Is there a way to kill the resource forks of all the files contained within a folder and subfolders through terminal or other?



Thanks

Comments

  • Reply 1 of 4
    curiousuburbcuriousuburb Posts: 3,325member
    <* debates providing potentially dangerous information *>



    The "rm" command from terminal will kill files. Short for 'remove'.



    Type "man rm" in terminal for manual page descriptions on the rm command, including recursive flags.

    RTFM before you try anything.



    ** Be extremely careful using wildcards with the RM command. **



    Unix deletetion tends to be unrecoverable and you could accidentally wipe too much quite easily if you mistype the wildcards for recursive deletion. Be extra cautious.



    Double and triple check your file paths before you hit return.



    USE AT YOUR OWN RISK. (Not for newbies).



    I would be much more comfortable endorsing a more thorough search for iPhoto scripts,

    since I suspect similar code is being called to clean the iPhoto library for CD backup/transfer.



    That, or a feature request email to the Grim Ripper creators.



  • Reply 2 of 4
    dobbydobby Posts: 797member
    You could try something like

    $ cd /directory_you_want to start at

    $ find . -name '*/rsrc' -exec cp /dev/null {} \\;



    I don't have a mac handy at the moment so you might want to create a dir with a could of test files and try this.

    If the files remain but no preview then successful.

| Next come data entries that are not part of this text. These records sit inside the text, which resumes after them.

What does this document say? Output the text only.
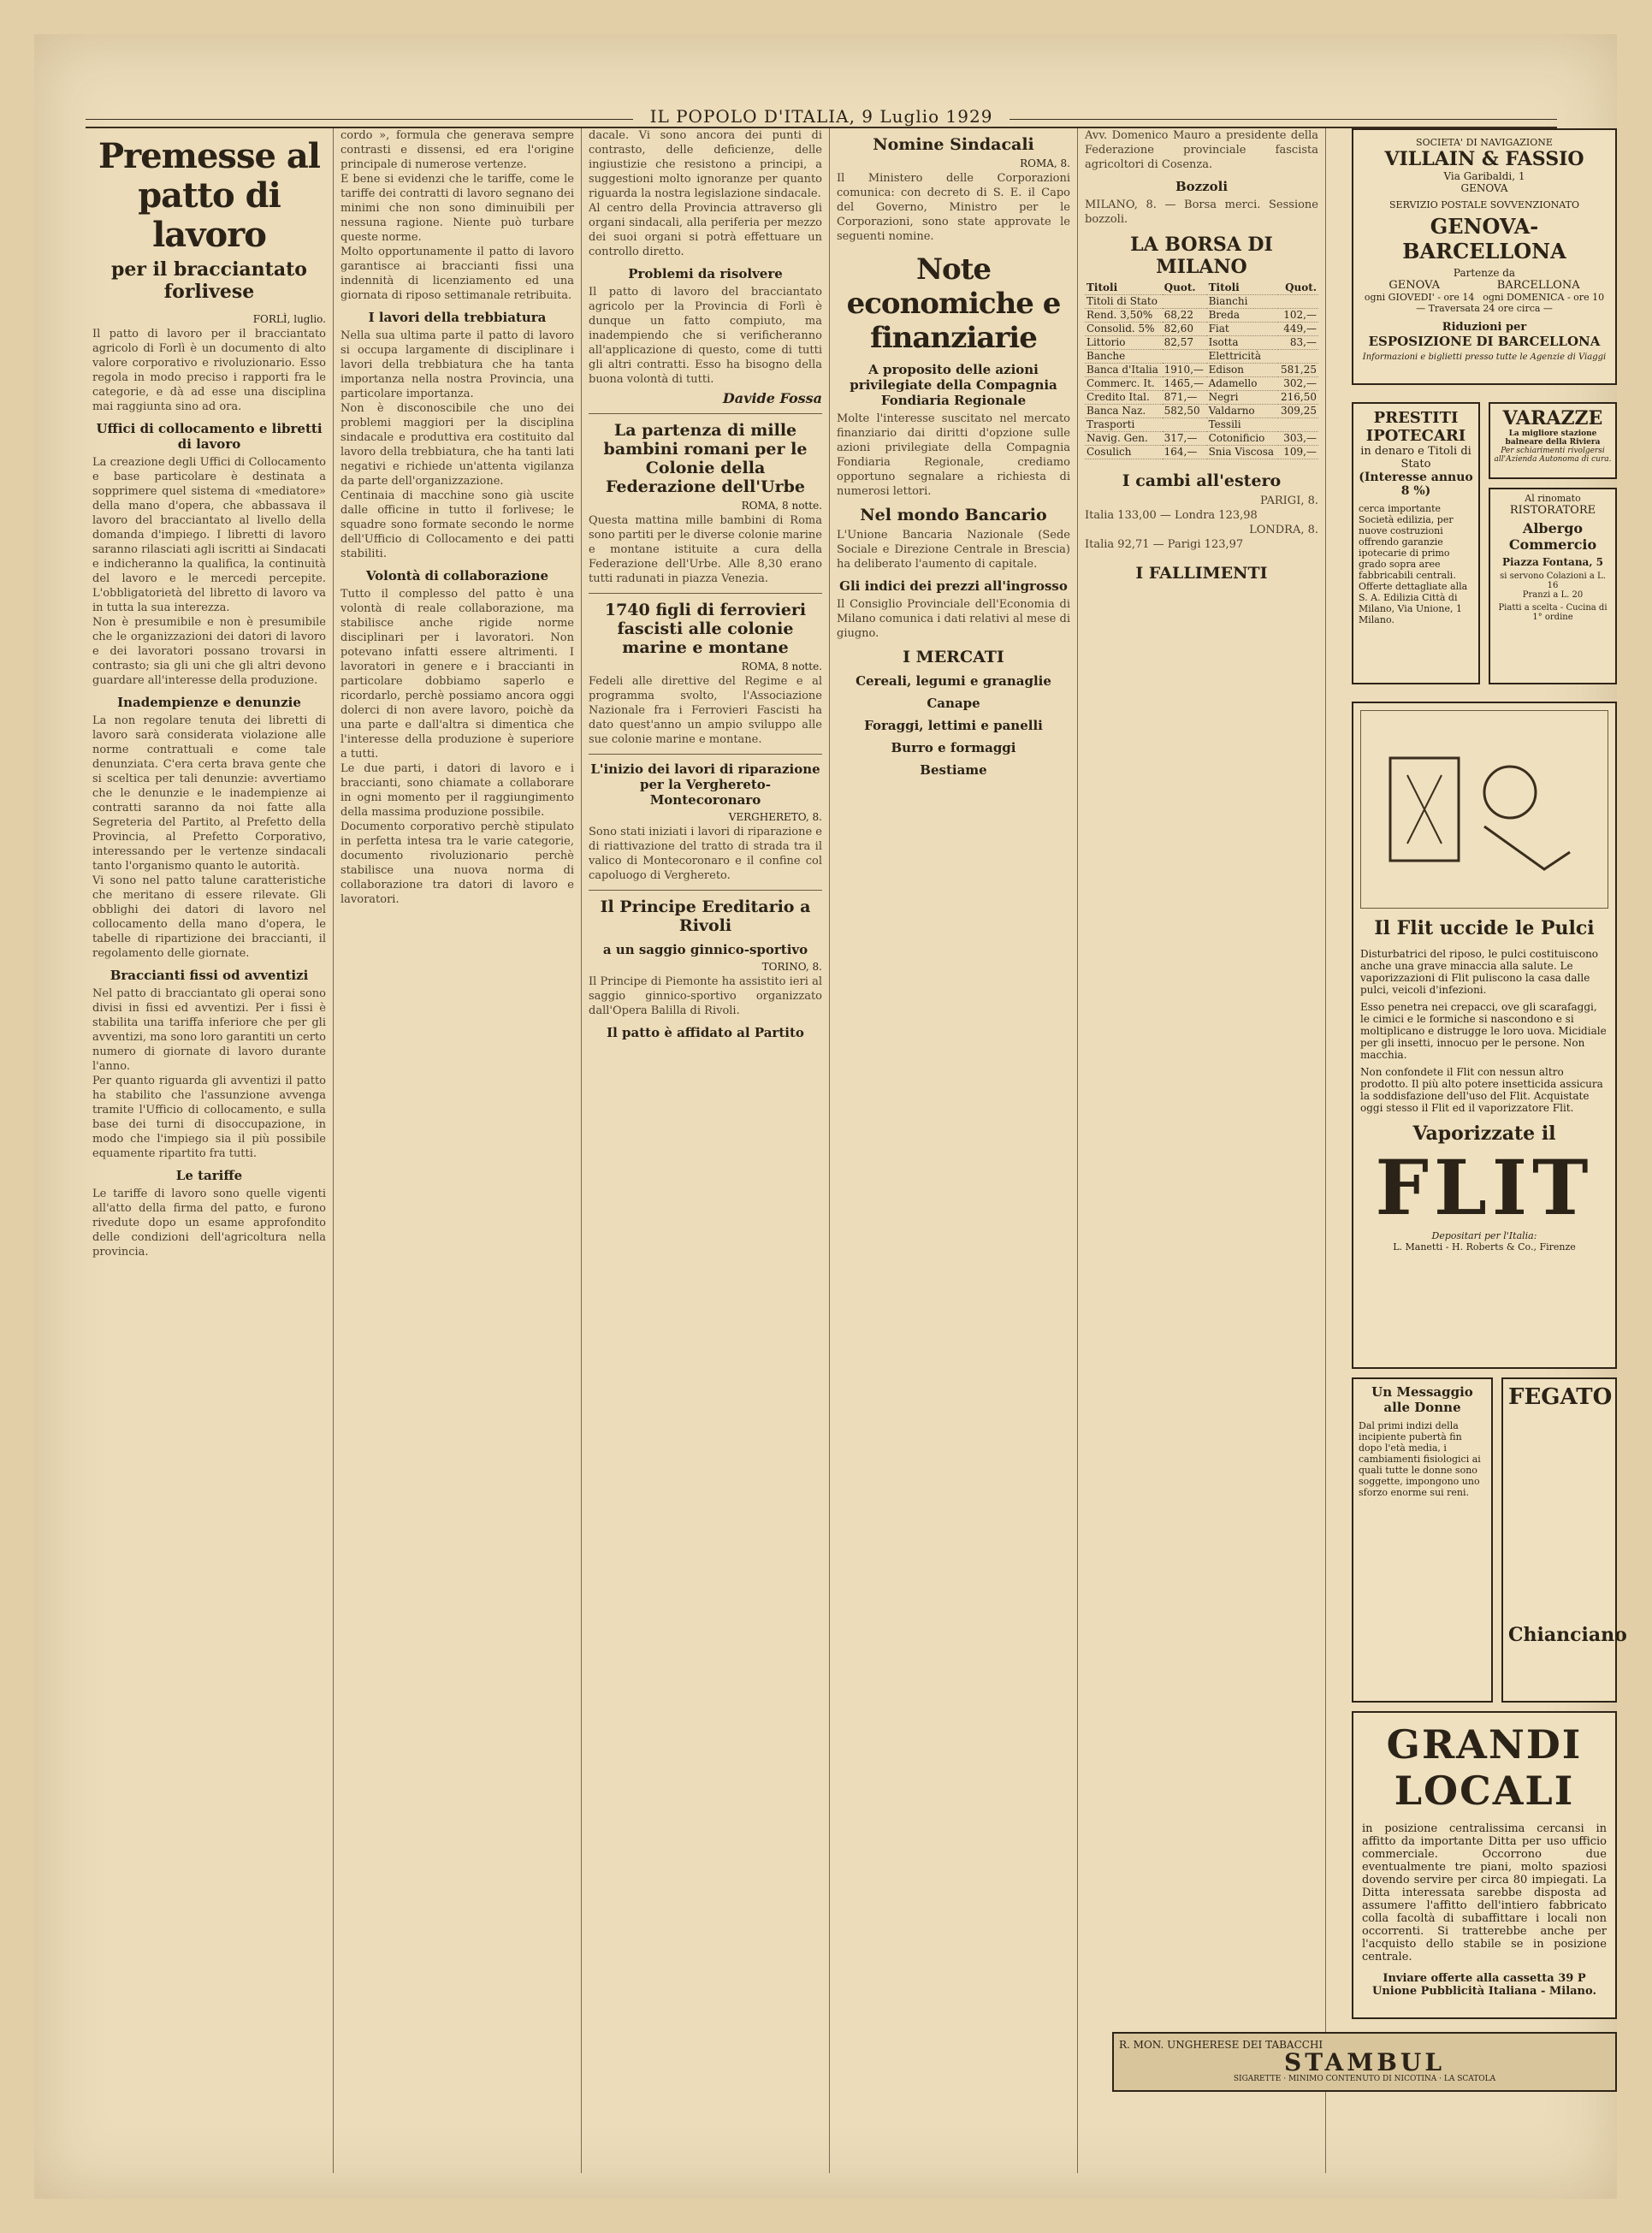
IL POPOLO D'ITALIA, 9 Luglio 1929
Premesse al patto di lavoro
per il bracciantato forlivese
FORLÌ, luglio.
Il patto di lavoro per il bracciantato agricolo di Forlì è un documento di alto valore corporativo e rivoluzionario. Esso regola in modo preciso i rapporti fra le categorie, e dà ad esse una disciplina mai raggiunta sino ad ora.
Uffici di collocamento e libretti di lavoro
La creazione degli Uffici di Collocamento e base particolare è destinata a sopprimere quel sistema di «mediatore» della mano d'opera, che abbassava il lavoro del bracciantato al livello della domanda d'impiego. I libretti di lavoro saranno rilasciati agli iscritti ai Sindacati e indicheranno la qualifica, la continuità del lavoro e le mercedi percepite. L'obbligatorietà del libretto di lavoro va in tutta la sua interezza.
Non è presumibile e non è presumibile che le organizzazioni dei datori di lavoro e dei lavoratori possano trovarsi in contrasto; sia gli uni che gli altri devono guardare all'interesse della produzione.
Inadempienze e denunzie
La non regolare tenuta dei libretti di lavoro sarà considerata violazione alle norme contrattuali e come tale denunziata. C'era certa brava gente che si sceltica per tali denunzie: avvertiamo che le denunzie e le inadempienze ai contratti saranno da noi fatte alla Segreteria del Partito, al Prefetto della Provincia, al Prefetto Corporativo, interessando per le vertenze sindacali tanto l'organismo quanto le autorità.
Vi sono nel patto talune caratteristiche che meritano di essere rilevate. Gli obblighi dei datori di lavoro nel collocamento della mano d'opera, le tabelle di ripartizione dei braccianti, il regolamento delle giornate.
Braccianti fissi od avventizi
Nel patto di bracciantato gli operai sono divisi in fissi ed avventizi. Per i fissi è stabilita una tariffa inferiore che per gli avventizi, ma sono loro garantiti un certo numero di giornate di lavoro durante l'anno.
Per quanto riguarda gli avventizi il patto ha stabilito che l'assunzione avvenga tramite l'Ufficio di collocamento, e sulla base dei turni di disoccupazione, in modo che l'impiego sia il più possibile equamente ripartito fra tutti.
Le tariffe
Le tariffe di lavoro sono quelle vigenti all'atto della firma del patto, e furono rivedute dopo un esame approfondito delle condizioni dell'agricoltura nella provincia.
cordo », formula che generava sempre contrasti e dissensi, ed era l'origine principale di numerose vertenze.
E bene si evidenzi che le tariffe, come le tariffe dei contratti di lavoro segnano dei minimi che non sono diminuibili per nessuna ragione. Niente può turbare queste norme.
Molto opportunamente il patto di lavoro garantisce ai braccianti fissi una indennità di licenziamento ed una giornata di riposo settimanale retribuita.
I lavori della trebbiatura
Nella sua ultima parte il patto di lavoro si occupa largamente di disciplinare i lavori della trebbiatura che ha tanta importanza nella nostra Provincia, una particolare importanza.
Non è disconoscibile che uno dei problemi maggiori per la disciplina sindacale e produttiva era costituito dal lavoro della trebbiatura, che ha tanti lati negativi e richiede un'attenta vigilanza da parte dell'organizzazione.
Centinaia di macchine sono già uscite dalle officine in tutto il forlivese; le squadre sono formate secondo le norme dell'Ufficio di Collocamento e dei patti stabiliti.
Volontà di collaborazione
Tutto il complesso del patto è una volontà di reale collaborazione, ma stabilisce anche rigide norme disciplinari per i lavoratori. Non potevano infatti essere altrimenti. I lavoratori in genere e i braccianti in particolare dobbiamo saperlo e ricordarlo, perchè possiamo ancora oggi dolerci di non avere lavoro, poichè da una parte e dall'altra si dimentica che l'interesse della produzione è superiore a tutti.
Le due parti, i datori di lavoro e i braccianti, sono chiamate a collaborare in ogni momento per il raggiungimento della massima produzione possibile.
Documento corporativo perchè stipulato in perfetta intesa tra le varie categorie, documento rivoluzionario perchè stabilisce una nuova norma di collaborazione tra datori di lavoro e lavoratori.
dacale. Vi sono ancora dei punti di contrasto, delle deficienze, delle ingiustizie che resistono a principi, a suggestioni molto ignoranze per quanto riguarda la nostra legislazione sindacale.
Al centro della Provincia attraverso gli organi sindacali, alla periferia per mezzo dei suoi organi si potrà effettuare un controllo diretto.
Problemi da risolvere
Il patto di lavoro del bracciantato agricolo per la Provincia di Forlì è dunque un fatto compiuto, ma inadempiendo che si verificheranno all'applicazione di questo, come di tutti gli altri contratti. Esso ha bisogno della buona volontà di tutti.
Davide Fossa
La partenza di mille bambini romani per le Colonie della Federazione dell'Urbe
ROMA, 8 notte.
Questa mattina mille bambini di Roma sono partiti per le diverse colonie marine e montane istituite a cura della Federazione dell'Urbe. Alle 8,30 erano tutti radunati in piazza Venezia.
1740 figli di ferrovieri fascisti alle colonie marine e montane
ROMA, 8 notte.
Fedeli alle direttive del Regime e al programma svolto, l'Associazione Nazionale fra i Ferrovieri Fascisti ha dato quest'anno un ampio sviluppo alle sue colonie marine e montane.
L'inizio dei lavori di riparazione per la Verghereto-Montecoronaro
VERGHERETO, 8.
Sono stati iniziati i lavori di riparazione e di riattivazione del tratto di strada tra il valico di Montecoronaro e il confine col capoluogo di Verghereto.
Il Principe Ereditario a Rivoli
a un saggio ginnico-sportivo
TORINO, 8.
Il Principe di Piemonte ha assistito ieri al saggio ginnico-sportivo organizzato dall'Opera Balilla di Rivoli.
Il patto è affidato al Partito
Nomine Sindacali
ROMA, 8.
Il Ministero delle Corporazioni comunica: con decreto di S. E. il Capo del Governo, Ministro per le Corporazioni, sono state approvate le seguenti nomine.
Note economiche e finanziarie
A proposito delle azioni privilegiate della Compagnia Fondiaria Regionale
Molte l'interesse suscitato nel mercato finanziario dai diritti d'opzione sulle azioni privilegiate della Compagnia Fondiaria Regionale, crediamo opportuno segnalare a richiesta di numerosi lettori.
Nel mondo Bancario
L'Unione Bancaria Nazionale (Sede Sociale e Direzione Centrale in Brescia) ha deliberato l'aumento di capitale.
Gli indici dei prezzi all'ingrosso
Il Consiglio Provinciale dell'Economia di Milano comunica i dati relativi al mese di giugno.
I MERCATI
Cereali, legumi e granaglie
Canape
Foraggi, lettimi e panelli
Burro e formaggi
Bestiame
Avv. Domenico Mauro a presidente della Federazione provinciale fascista agricoltori di Cosenza.
Bozzoli
MILANO, 8. — Borsa merci. Sessione bozzoli.
LA BORSA DI MILANO
Titoli	Quot.	Titoli	Quot.
Titoli di Stato		Bianchi	
Rend. 3,50%	68,22	Breda	102,—
Consolid. 5%	82,60	Fiat	449,—
Littorio	82,57	Isotta	83,—
Banche		Elettricità	
Banca d'Italia	1910,—	Edison	581,25
Commerc. It.	1465,—	Adamello	302,—
Credito Ital.	871,—	Negri	216,50
Banca Naz.	582,50	Valdarno	309,25
Trasporti		Tessili	
Navig. Gen.	317,—	Cotonificio	303,—
Cosulich	164,—	Snia Viscosa	109,—
I cambi all'estero
PARIGI, 8.
Italia 133,00 — Londra 123,98
LONDRA, 8.
Italia 92,71 — Parigi 123,97
I FALLIMENTI
SOCIETA' DI NAVIGAZIONE
VILLAIN & FASSIO
Via Garibaldi, 1
GENOVA
SERVIZIO POSTALE SOVVENZIONATO
GENOVA-BARCELLONA
Partenze da
GENOVA	BARCELLONA
ogni GIOVEDI' - ore 14 ogni DOMENICA - ore 10
— Traversata 24 ore circa —
Riduzioni per
ESPOSIZIONE DI BARCELLONA
Informazioni e biglietti presso tutte le Agenzie di Viaggi
PRESTITI IPOTECARI
in denaro e Titoli di Stato
(Interesse annuo 8 %)
cerca importante Società edilizia, per nuove costruzioni offrendo garanzie ipotecarie di primo grado sopra aree fabbricabili centrali. Offerte dettagliate alla S. A. Edilizia Città di Milano, Via Unione, 1 Milano.
VARAZZE
La migliore stazione balneare della Riviera
Per schiarimenti rivolgersi all'Azienda Autonoma di cura.
Al rinomato
RISTORATORE
Albergo Commercio
Piazza Fontana, 5
si servono Colazioni a L. 16
Pranzi a L. 20
Piatti a scelta - Cucina di 1° ordine
Il Flit uccide le Pulci
Disturbatrici del riposo, le pulci costituiscono anche una grave minaccia alla salute. Le vaporizzazioni di Flit puliscono la casa dalle pulci, veicoli d'infezioni.
Esso penetra nei crepacci, ove gli scarafaggi, le cimici e le formiche si nascondono e si moltiplicano e distrugge le loro uova. Micidiale per gli insetti, innocuo per le persone. Non macchia.
Non confondete il Flit con nessun altro prodotto. Il più alto potere insetticida assicura la soddisfazione dell'uso del Flit. Acquistate oggi stesso il Flit ed il vaporizzatore Flit.
Vaporizzate il
FLIT
Depositari per l'Italia:
L. Manetti - H. Roberts & Co., Firenze
Un Messaggio alle Donne
Dal primi indizi della incipiente pubertà fin dopo l'età media, i cambiamenti fisiologici ai quali tutte le donne sono soggette, impongono uno sforzo enorme sui reni.
FEGATO
Chianciano
GRANDI LOCALI
in posizione centralissima cercansi in affitto da importante Ditta per uso ufficio commerciale. Occorrono due eventualmente tre piani, molto spaziosi dovendo servire per circa 80 impiegati. La Ditta interessata sarebbe disposta ad assumere l'affitto dell'intiero fabbricato colla facoltà di subaffittare i locali non occorrenti. Si tratterebbe anche per l'acquisto dello stabile se in posizione centrale.
Inviare offerte alla cassetta 39 P Unione Pubblicità Italiana - Milano.
R. MON. UNGHERESE DEI TABACCHI
STAMBUL
SIGARETTE · MINIMO CONTENUTO DI NICOTINA · LA SCATOLA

    BTW the /rsrc is the resource for for a file.



    Dobby



    Edit. changed /dev/num to /dev/null
  • Reply 3 of 4
    sladuuchsladuuch Posts: 67member
    Could you use Automator to search and destroy those resource forks? Might be the first time anyone's used the thing.
  • Reply 4 of 4
    you could copy the tree with a command line tool that won't touch resource forks - this would let you test all was good before deleting the originals, too!



    ditto --norsrc, or rsync without the -E switch should do it.